Plato made us wait a whole week before he emerged from his den. We looked carefully for any trace of triumphalism on his face. There was none. Our table was restricted to iconoclasts: a mix of students and young lecturers, the occasional older professor and a few graduates who were now, mainly, young civil servants with much spare time each day. Hangers-on were not tolerated and anyone suspected of being there to ingratiate himself with the teachers was angrily dismissed with a few choice epithets. We greeted Plato warmly. He became a regular fixture, arriving usually at lunchtime. The owner of the juice bar, curly-haired Respected Tufail, whose computer-like brain never forgot what we owed him, refused to charge Plato for a whole month. Respected — everyone called him that ever since he had once complained that students were far too rude and did not appreciate his skills. This was because the common terms of address, affectionately intended, were pimp, catamite, torn-arse, etc., and Tufail had become tired of hearing students half his age shouting, ‘Pimp! A large mixed pomegranate and orange juice.’ He refused to serve any student who hailed him in abusive language. Overnight we gave him his new name. Many customers had no idea what his real one was. Respected was a great wit and raconteur and often sat at our table to join in the banter. Even Babuji, the elderly proprietor of the adjacent café, which plied us with tea, samosas and shami kebabs all day long, would come and sit with us when Plato arrived.

Zahid was more conscientious than I was and often left to attend lectures, but I spent most of my time there, at our table in the corner underneath the big pipal tree, with its eight places permanently reserved for us. Respected and Babuji would never permit anyone else to sit there even if none of us had arrived. It was around this table that we began, slowly, to discover Plato’s past. It took months before he became relaxed enough to share his life story with us.
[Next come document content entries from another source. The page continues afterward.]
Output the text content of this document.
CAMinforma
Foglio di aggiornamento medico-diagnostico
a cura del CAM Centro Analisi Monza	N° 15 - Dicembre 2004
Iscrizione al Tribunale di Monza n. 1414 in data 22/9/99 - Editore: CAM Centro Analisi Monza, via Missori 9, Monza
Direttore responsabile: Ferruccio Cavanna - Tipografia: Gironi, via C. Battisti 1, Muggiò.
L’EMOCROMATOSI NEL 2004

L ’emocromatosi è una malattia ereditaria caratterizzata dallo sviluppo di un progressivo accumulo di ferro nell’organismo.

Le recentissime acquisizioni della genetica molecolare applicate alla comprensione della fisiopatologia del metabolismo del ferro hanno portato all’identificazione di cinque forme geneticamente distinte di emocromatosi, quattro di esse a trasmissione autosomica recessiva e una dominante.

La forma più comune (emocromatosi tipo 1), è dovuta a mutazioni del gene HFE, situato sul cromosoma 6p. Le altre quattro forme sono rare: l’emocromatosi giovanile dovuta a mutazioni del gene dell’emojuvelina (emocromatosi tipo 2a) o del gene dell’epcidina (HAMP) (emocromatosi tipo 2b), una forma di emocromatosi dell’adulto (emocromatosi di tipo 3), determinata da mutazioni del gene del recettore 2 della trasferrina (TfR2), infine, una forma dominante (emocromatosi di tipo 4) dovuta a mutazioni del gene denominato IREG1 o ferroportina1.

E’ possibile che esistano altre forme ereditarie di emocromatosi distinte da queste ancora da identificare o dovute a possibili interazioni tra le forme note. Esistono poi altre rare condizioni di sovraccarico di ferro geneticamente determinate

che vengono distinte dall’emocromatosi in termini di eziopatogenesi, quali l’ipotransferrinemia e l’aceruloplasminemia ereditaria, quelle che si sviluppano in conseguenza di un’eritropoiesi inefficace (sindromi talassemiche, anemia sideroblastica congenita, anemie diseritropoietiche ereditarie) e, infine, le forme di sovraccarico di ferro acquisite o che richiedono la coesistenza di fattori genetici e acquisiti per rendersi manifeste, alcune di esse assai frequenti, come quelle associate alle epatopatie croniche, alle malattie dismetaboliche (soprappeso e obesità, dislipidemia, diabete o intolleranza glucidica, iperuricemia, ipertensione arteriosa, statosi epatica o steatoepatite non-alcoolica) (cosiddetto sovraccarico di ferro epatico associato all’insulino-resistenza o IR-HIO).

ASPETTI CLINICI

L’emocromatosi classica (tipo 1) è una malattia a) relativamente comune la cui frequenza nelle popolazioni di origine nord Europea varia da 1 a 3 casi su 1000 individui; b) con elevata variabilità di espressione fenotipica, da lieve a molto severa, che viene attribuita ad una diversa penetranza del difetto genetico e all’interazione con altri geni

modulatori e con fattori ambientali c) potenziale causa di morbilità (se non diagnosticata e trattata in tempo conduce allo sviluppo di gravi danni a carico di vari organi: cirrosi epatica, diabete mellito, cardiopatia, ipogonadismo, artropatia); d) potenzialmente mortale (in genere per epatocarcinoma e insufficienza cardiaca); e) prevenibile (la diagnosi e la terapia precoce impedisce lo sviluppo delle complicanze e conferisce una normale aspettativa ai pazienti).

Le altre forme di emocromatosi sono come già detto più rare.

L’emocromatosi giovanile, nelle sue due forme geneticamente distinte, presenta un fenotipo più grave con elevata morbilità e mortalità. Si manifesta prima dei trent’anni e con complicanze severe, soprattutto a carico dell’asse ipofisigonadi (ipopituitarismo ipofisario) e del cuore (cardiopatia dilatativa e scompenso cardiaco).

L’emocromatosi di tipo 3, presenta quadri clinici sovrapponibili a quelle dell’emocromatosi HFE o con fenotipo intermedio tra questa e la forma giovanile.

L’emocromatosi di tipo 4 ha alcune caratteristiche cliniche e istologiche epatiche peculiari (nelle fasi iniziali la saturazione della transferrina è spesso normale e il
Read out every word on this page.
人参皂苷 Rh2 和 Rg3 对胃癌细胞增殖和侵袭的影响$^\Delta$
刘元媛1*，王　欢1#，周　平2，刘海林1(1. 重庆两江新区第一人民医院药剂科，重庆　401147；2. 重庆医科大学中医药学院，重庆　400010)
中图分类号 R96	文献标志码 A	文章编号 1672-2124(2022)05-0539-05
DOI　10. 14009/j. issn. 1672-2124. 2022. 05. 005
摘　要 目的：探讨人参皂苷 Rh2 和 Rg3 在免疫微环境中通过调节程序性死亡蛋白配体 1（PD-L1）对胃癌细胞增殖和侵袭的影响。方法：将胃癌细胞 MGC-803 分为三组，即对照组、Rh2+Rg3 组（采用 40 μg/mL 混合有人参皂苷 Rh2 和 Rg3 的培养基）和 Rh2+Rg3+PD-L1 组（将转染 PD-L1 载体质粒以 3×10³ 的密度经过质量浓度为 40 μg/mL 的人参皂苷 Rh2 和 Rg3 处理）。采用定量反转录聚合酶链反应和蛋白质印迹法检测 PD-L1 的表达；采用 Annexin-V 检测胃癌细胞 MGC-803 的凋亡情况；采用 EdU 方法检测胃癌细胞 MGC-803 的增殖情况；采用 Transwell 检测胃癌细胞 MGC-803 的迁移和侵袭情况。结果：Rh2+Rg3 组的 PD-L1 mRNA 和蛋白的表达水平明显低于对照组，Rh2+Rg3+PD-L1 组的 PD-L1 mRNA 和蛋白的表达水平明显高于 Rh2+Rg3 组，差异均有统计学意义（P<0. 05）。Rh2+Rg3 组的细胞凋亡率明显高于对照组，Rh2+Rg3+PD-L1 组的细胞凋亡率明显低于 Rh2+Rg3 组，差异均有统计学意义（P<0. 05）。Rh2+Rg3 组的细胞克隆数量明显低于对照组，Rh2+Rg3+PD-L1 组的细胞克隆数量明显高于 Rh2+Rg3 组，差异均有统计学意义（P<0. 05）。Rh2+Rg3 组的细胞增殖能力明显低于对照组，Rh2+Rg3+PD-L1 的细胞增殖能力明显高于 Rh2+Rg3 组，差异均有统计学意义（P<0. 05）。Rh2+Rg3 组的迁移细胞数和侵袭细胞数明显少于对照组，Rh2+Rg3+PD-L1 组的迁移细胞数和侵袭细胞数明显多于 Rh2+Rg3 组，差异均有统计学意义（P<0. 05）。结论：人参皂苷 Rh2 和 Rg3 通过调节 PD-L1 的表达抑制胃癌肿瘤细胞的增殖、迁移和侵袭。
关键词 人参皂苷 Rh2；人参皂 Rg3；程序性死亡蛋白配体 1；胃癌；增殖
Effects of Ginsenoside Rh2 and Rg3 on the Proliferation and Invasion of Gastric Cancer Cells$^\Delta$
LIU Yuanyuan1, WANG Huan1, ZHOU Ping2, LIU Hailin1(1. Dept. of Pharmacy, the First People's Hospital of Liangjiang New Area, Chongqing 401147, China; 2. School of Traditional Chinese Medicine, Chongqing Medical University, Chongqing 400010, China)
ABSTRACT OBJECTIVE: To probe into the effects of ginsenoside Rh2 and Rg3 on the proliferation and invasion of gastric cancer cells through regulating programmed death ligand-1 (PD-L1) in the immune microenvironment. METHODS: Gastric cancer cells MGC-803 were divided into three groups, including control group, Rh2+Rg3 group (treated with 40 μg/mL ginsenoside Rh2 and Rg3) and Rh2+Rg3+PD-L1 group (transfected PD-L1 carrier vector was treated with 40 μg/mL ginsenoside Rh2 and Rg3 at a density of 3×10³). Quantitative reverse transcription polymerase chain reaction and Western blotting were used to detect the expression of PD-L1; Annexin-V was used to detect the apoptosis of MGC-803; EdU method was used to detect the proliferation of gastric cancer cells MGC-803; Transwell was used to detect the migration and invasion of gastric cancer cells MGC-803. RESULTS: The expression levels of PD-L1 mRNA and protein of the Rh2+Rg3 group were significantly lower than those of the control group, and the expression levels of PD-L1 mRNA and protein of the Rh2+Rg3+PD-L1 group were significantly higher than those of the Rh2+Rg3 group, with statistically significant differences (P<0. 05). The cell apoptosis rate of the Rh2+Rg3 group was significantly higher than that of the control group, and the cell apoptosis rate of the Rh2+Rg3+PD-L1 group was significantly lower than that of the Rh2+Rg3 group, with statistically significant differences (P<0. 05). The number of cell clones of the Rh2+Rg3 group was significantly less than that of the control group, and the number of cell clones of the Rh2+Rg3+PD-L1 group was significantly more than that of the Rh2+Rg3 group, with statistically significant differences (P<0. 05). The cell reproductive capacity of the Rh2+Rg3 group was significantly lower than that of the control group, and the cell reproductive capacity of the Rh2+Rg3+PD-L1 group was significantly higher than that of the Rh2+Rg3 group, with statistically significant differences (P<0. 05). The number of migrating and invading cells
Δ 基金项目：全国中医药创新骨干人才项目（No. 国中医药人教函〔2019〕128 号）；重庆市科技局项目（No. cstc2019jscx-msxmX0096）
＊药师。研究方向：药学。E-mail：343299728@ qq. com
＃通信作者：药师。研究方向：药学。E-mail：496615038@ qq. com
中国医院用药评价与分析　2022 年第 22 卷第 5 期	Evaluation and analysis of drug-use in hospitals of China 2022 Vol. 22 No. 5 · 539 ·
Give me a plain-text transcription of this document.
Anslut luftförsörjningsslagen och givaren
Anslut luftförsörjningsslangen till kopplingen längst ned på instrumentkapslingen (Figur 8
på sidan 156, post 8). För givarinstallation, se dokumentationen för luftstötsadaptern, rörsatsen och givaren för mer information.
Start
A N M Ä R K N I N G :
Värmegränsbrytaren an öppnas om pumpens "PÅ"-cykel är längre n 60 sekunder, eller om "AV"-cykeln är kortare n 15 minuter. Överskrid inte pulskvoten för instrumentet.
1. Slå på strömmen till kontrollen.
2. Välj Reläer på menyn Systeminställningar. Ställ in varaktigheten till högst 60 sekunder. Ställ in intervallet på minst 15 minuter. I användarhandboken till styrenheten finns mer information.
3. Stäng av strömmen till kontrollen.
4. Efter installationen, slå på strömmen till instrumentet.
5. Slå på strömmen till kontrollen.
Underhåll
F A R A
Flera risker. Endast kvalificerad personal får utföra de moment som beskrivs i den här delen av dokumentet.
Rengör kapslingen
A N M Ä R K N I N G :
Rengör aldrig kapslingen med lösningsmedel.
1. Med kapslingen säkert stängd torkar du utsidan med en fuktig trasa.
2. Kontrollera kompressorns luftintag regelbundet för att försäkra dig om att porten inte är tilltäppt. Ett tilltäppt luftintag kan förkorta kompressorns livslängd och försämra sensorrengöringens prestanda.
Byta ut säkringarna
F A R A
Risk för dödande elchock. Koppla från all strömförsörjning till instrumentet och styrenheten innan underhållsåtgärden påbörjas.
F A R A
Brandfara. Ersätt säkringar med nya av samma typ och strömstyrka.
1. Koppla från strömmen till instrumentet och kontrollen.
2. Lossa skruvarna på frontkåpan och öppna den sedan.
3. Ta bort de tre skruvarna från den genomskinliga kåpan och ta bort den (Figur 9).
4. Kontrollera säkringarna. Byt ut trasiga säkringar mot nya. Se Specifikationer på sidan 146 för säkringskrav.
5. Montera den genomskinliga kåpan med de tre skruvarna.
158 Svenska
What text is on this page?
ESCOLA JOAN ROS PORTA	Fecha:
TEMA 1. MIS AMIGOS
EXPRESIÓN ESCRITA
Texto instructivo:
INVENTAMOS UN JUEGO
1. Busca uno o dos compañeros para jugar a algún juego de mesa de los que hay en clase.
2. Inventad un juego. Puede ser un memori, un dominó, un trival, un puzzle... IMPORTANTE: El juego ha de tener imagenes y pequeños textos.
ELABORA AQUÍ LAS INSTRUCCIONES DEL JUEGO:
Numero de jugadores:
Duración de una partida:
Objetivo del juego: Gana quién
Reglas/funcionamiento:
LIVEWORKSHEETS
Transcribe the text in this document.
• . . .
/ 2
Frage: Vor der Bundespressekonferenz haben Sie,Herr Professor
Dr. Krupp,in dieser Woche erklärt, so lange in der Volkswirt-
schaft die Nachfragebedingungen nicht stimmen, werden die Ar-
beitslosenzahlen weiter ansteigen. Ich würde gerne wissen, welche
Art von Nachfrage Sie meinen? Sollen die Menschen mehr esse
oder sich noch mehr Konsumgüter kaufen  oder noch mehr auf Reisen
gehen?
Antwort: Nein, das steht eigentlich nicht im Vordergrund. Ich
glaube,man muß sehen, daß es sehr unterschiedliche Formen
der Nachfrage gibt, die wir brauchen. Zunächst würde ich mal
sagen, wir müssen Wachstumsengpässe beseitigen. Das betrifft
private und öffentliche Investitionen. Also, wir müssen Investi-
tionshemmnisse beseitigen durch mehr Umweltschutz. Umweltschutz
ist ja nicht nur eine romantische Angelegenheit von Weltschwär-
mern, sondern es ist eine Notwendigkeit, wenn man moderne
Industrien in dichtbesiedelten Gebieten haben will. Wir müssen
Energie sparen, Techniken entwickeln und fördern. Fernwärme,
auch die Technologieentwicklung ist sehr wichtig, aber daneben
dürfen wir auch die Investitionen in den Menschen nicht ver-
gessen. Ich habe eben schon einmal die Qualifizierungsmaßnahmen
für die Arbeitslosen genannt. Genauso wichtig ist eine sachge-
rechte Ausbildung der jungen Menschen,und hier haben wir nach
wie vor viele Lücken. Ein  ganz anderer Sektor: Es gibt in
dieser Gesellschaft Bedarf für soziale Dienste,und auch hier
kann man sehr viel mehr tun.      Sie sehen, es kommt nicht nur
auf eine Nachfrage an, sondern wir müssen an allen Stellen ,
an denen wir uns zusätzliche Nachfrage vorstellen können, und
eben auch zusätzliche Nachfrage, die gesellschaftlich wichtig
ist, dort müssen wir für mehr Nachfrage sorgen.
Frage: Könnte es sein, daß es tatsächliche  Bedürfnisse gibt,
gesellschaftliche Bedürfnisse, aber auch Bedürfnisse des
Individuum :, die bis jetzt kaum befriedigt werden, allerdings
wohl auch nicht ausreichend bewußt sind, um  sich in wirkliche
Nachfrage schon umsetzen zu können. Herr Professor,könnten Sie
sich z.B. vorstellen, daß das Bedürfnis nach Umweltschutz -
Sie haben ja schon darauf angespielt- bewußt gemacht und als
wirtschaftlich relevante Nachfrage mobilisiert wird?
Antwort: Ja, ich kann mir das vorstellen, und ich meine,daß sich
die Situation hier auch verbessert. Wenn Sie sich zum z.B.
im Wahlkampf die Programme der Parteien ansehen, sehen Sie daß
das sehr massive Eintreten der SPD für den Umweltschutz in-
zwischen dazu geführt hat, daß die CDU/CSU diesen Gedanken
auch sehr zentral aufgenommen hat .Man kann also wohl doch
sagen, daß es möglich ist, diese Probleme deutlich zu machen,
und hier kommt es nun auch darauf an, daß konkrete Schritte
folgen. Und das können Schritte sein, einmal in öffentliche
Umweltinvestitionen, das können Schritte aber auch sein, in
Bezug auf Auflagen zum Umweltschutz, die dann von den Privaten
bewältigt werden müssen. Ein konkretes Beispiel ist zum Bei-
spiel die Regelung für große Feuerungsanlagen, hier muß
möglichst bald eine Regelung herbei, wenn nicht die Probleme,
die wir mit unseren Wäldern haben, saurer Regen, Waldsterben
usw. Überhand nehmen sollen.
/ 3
His name really was Plato. He was born in a village not far from Ludhiana, in East Punjab, now part of India. His precocity as a child and constant questioning had greatly irritated his father, a local schoolteacher, who probably had no answer to some of the boy’s queries. Aflatun, the local version of the philosopher’s name, corrupted from Arabic, was often used pejoratively to describe people who talked too much or repeatedly asked awkward questions or were just too argumentative. And so the three-year-old Mohammed became Mohammed Aflatun, and was registered under that name at the local madrassa and later at the high school in Ludhiana, where a few teachers had actually read Plato. This was a very long time ago. The nickname was meant to ridicule him, but as he grew, Plato took it as a compliment and later immersed himself in the translated editions of the Greek classics. His obsession with Pythagoras led to a lifelong love affair with mathematics, the subject he now taught at an ultra-snobbish Lahore school where entry was based exclusively on class, with preference given to landed families.

‘You teach there? Do you dress any differently?’

‘Why should I? Don’t they need me more than I need them? Once you live to please others, you live in fear of their displeasure, and fear makes one stupid.’

Later we discovered from a colleague of his, who loathed him, that had Plato accepted the offer of a stipend from Cambridge to study higher mathematics he would have prospered in that discipline. The offer was made after he sent a well-known Cambridge don some comments on his work, scribbled on the back of an old sheet of answers to an exam he had marked at school. But Plato disliked specialization, and as he told us on one occasion, ‘I did not want to drown in a pool of mathematics for the rest of my life.’ The prospect was unappealing. But why teach at a school? Why not at the college? Offers had been made there, too, and he had turned them down. School was less demanding, he maintained. Furthermore, he had no university degrees at all, never mind a PhD, and, besides, he could educate some of those private school boys in other disciplines, including that of life, with which they were mostly unacquainted.